Six months ago today, a group of hackers calling themselves “The Impact Team” raided the user records and internal databases of infidelity dating site Ashley Madison. It was a watershed moment in the history of cybercrime: the first hack that could ruin not only finances, but relationships and lives.
This, we all figured at the time, would be a turning point for the Web: I personally wrote a piece welcoming readers to the “post-Ashley Madison Internet.” But six months after what could very well be called the most personally ruinous hack ever, very little has actually happened.
Industry analysts say that users have largely forgotten the lessons of the hack, and haven’t demanded changes in the way sites protect their financial information or privacy. (“Short attention spans,” sums up Dave Evans, a consultant on the online dating industry.)
Toronto police are still actively investigating the Impact Team, but say they have “no new updates.”
Meanwhile, while Avid Life Media — Ashley Madison’s corporate parent — appears to have suffered some damage, the company remains secretive about Ashley Madison and bullish on its future prospects. The company declined to comment for this story, as it has repeatedly since September. But last month, Ashley Madison flaunted new membership numbers, claiming that some 6.5 million people had signed up since the hack. (An analysis by digital insights firm SimilarWeb reveals that traffic has plummeted 82 percent since August, and what users remain are largely coaxed in by paid ads.) The site’s primary shareholders have also promised not to jump ship: In September, Phillip DeZwirek — who, with his son Jason, owned over a third of Ashley Madison at the time of the hack — told the Toronto Sun that “business is continuing” and that no publicity was bad.
In some ways, none of this is surprising: There was always a chance that the Ashley Madison hack, far from waking people up to the dangers of data breaches, would further normalize them. Just yesterday, a report from the Pew Research Center found that, while many Americans are angry and concerned about corporate hacks that expose their personal data, they also increasingly view them as part of modern life. It’s doubtlessly easier to dismiss hacks this way, as external inevitabilities that no one can really help, than to go through the trauma and unease of reassessing the way we collectively use the Web.
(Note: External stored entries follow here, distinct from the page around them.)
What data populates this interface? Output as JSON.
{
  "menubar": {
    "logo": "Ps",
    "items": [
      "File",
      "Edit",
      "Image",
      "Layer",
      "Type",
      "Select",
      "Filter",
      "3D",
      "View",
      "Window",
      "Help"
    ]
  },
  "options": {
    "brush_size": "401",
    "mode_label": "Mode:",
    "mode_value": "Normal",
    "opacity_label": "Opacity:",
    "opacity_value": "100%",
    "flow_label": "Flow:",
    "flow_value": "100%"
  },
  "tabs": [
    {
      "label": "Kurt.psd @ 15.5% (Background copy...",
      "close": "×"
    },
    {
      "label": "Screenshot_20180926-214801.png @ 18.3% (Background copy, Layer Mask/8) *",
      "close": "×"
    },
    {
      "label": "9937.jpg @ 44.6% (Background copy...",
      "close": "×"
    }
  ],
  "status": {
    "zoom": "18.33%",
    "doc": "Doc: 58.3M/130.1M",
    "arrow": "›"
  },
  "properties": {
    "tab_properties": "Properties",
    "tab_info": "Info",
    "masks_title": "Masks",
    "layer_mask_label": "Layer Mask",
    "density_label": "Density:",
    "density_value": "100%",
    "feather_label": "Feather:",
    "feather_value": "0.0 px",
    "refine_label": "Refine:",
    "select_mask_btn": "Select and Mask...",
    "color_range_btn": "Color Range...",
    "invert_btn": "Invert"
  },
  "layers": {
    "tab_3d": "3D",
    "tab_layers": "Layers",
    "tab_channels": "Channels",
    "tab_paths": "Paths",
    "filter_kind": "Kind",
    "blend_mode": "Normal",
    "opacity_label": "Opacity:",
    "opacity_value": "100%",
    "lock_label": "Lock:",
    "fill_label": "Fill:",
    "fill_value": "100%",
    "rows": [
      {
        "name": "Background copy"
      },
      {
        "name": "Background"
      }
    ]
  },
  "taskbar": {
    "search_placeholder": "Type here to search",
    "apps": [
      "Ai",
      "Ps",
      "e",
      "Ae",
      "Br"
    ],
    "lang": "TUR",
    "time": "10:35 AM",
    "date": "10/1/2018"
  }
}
“This is the kind of thing that receives attention only when it’s a screaming baby,” Patrick Malcolm, a digital forensics expert, told the Canadian Press in December. “After the baby’s not making any noise, everybody goes back to what they were doing.”
And yet, given the grievous personal consequences for Ashley Madison’s users, it seems somehow unjust that Ashley Madison should return to business as usual. In the past six months, in fact, the site’s only visible casualties have been the resignation of CEO Noel Biderman and a handful of (yet unresolved) lawsuits.
Earlier this month, Biderman launched a rather desperate-looking professional website, presumably to further his search for business consulting work. Where his site once proudly proclaimed him “the most hated man on the Internet,” it now makes no mention of Ashley Madison whatsoever.
He seems determined, like many in the audience, to forget the Ashley Madison hack ever happened.